No es una tesis chauvinista: Colombia, para bien o para mal, es un país de significativa importancia geoestratégica regional. Por eso el problema podría extenderse, y transformar una guerra de carácter doméstico y limitado -con grandes posibilidades hoy de resolverse políticamente-, en un conflicto de alcance y proporciones desconocidos. El Plan Colombia puede ser el fulminante que se busca activar para lanzarnos a una aventura de la que nadie saldrá bien librado. Será un conflicto terrible con dos costos altísimos: el atropello a la población civil, habida cuenta de la guerra sucia, y el ecocidio representado en los destrozos causados por la guerra biológica que hace parte de los compromisos contraídos por el gobierno en el Plan Colombia. De manera indirecta Europa, de apoyar la estrategia norteamericana, avalaría estos nefastos resultados. Nadie podría desconocer que el Plan Colombia presentado a ustedes por nuestro gobierno, tiene para Estados Unidos una función esencial: mitigar la imagen militar de la estrategia y comprometer a Europa en un proyecto bélico común.

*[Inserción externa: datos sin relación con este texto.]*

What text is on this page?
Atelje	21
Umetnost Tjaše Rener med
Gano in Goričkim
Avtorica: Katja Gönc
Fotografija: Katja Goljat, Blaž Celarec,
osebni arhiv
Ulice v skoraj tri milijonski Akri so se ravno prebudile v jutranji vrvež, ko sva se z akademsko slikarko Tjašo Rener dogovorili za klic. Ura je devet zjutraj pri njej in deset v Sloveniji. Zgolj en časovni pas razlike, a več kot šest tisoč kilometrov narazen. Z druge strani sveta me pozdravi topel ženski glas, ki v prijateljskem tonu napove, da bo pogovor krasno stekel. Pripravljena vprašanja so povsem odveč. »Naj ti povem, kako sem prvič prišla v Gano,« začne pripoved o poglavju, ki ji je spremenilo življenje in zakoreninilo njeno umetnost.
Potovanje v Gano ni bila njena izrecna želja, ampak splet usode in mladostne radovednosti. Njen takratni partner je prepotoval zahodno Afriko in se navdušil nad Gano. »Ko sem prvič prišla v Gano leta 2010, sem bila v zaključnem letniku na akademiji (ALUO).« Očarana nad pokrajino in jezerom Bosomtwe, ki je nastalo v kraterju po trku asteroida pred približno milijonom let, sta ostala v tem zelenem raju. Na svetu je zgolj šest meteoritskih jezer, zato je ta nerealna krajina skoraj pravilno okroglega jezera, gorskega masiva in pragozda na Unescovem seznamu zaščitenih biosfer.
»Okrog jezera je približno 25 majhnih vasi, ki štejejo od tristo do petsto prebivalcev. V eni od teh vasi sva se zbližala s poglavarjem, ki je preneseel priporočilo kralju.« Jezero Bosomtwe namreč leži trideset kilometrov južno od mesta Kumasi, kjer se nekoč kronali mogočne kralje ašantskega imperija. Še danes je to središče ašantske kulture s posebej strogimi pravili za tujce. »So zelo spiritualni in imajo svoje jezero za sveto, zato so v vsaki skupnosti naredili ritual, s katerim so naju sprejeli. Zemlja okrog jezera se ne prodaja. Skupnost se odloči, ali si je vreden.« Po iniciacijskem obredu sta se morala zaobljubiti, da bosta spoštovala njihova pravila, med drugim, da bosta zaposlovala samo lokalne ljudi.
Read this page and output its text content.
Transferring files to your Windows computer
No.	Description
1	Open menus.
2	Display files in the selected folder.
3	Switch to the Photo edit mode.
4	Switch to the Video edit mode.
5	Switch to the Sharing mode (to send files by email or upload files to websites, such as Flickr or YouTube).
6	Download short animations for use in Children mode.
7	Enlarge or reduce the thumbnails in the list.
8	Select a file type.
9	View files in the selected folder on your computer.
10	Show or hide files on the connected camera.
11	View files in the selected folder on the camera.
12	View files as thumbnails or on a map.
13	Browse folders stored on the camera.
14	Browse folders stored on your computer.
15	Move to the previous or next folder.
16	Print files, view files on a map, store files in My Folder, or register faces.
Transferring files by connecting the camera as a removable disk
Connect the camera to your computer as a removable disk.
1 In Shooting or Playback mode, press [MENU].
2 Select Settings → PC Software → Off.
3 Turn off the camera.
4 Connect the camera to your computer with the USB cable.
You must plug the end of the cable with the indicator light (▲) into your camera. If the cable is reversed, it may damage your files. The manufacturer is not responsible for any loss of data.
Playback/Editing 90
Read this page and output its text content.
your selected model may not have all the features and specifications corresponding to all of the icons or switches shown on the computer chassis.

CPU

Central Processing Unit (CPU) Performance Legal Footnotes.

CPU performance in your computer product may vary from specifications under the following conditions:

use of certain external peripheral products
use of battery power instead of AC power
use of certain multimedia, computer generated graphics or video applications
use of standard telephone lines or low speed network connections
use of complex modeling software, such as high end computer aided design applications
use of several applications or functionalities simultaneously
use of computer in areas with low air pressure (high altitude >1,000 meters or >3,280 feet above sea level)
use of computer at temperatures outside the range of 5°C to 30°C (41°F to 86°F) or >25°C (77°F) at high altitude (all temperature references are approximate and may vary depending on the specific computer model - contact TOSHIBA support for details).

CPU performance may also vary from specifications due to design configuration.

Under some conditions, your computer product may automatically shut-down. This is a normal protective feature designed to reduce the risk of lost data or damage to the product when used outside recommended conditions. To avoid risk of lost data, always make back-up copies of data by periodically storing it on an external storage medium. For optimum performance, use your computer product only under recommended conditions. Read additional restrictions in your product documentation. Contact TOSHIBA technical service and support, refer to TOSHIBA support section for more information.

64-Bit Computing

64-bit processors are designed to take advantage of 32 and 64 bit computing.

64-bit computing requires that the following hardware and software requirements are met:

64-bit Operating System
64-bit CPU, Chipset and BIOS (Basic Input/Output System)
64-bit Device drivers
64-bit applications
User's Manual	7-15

Permítanme hacer finalmente una consideración: Colombia necesita ayuda económica y política para resolver el conflicto. La participación de una tercera parte, como lo es la comunidad internacional en el proceso de negociación, sólo es justificable y útil si las dos partes en conflicto así lo demandan y, por tanto, lo aceptan. No es comprensible que se participe de manera unilateral si quiere evitarse caer en la intervención. Quiero decir, señores, que la verdadera ayuda de Europa estaría condicionada a que la negociación continúe, y en esta deseable opción, la participación debería estar indisolublemente asociada a los acuerdos logrados en la mesa. Los acuerdos requerirán la veeduría responsable y competente y ella no se lograría si Europa tercia en el proceso a favor de una de las partes. La solución necesita ayudas económicas, pero ella no sería factible si Europa contribuye a respaldar una estrategia militar inconveniente, aventurera y contraproducente. El tiempo para evitar este desenlace fatal es muy limitado. Pero existe un margen. Contribuyan ustedes a evitar la muerte de miles de colombianos y a impedir que nuestro medio ambiente sufra daños irreparables.